The “worst part” about the law, said Chu, is its broad scope – applying not just to people in Hong Kong – which can be seen in the wording of, for example, Article 38.
That article states that the law shall apply to offences committed against Hong Kong from outside the region, by people who are not permanent residents of the region.
“The worst part about (the law) is, it extends its scope to people outside of Hong Kong and China,” said Chu. “If you look at the wording in Article 38, it includes people like you, yourself…by us having this conversation, you are as guilty as myself in terms of their definition of subversion.
“So we are not talking about an ethnic issue anymore. We are talking about security for all Canadians.”
The new security law, according to the group, also contravenes the 1984 Sino-British Joint Declaration – a legally-binding treaty registered with the United Nations, which set out how freedoms in Hong Kong would be protected until 2047.
Ottawa responds to security law
Chu said Canada’s announcement Friday to suspend its extradition treaty with Hong Kong, in light of the new law, is a good step, but more needs to be done.
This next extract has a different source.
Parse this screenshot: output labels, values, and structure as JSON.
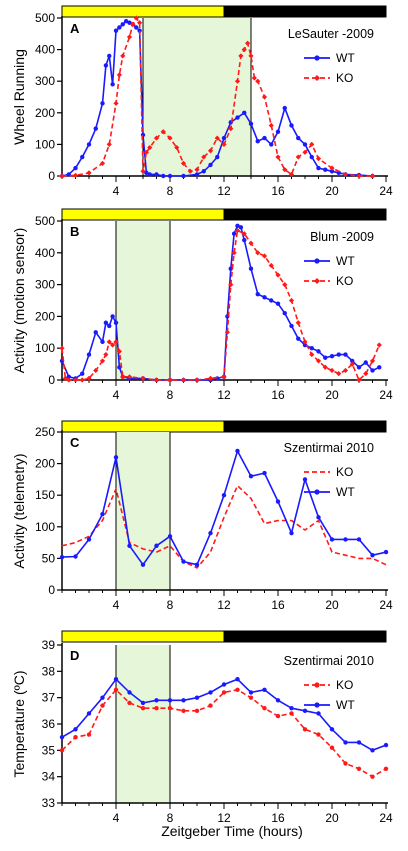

“It’s a good move because, in light of the national security law, the last thing you want is Canadians here being extradited to Hong Kong, and then from Hong Kong, they would be taken to China. They would end up like the two Michaels.”
The federal government also announced that it will no longer permit the export of military equipment to Kong Kong, and would be treating exports of sensitive goods to the region in the same way as those headed to China.
The Group of Concerned Chinese-Canadians is calling for Canada to develop a “comprehensive strategic policy towards China.”
For example, Australia passed legislation in 2018 that targets foreign interference in politics and other domestic affairs, as well as espionage. And in June, the country announced it would be revamping its foreign investment laws.
In its statement, the group also said it would like the Canadian government to extend assistance – including asylum – to Hong Kong pro-democracy activists; take “strong actions” to repatriate the two Michaels without engaging in hostage diplomacy; and take “punitive actions against the Chinese and Hong Kong government officials…who have committed human rights abuses.”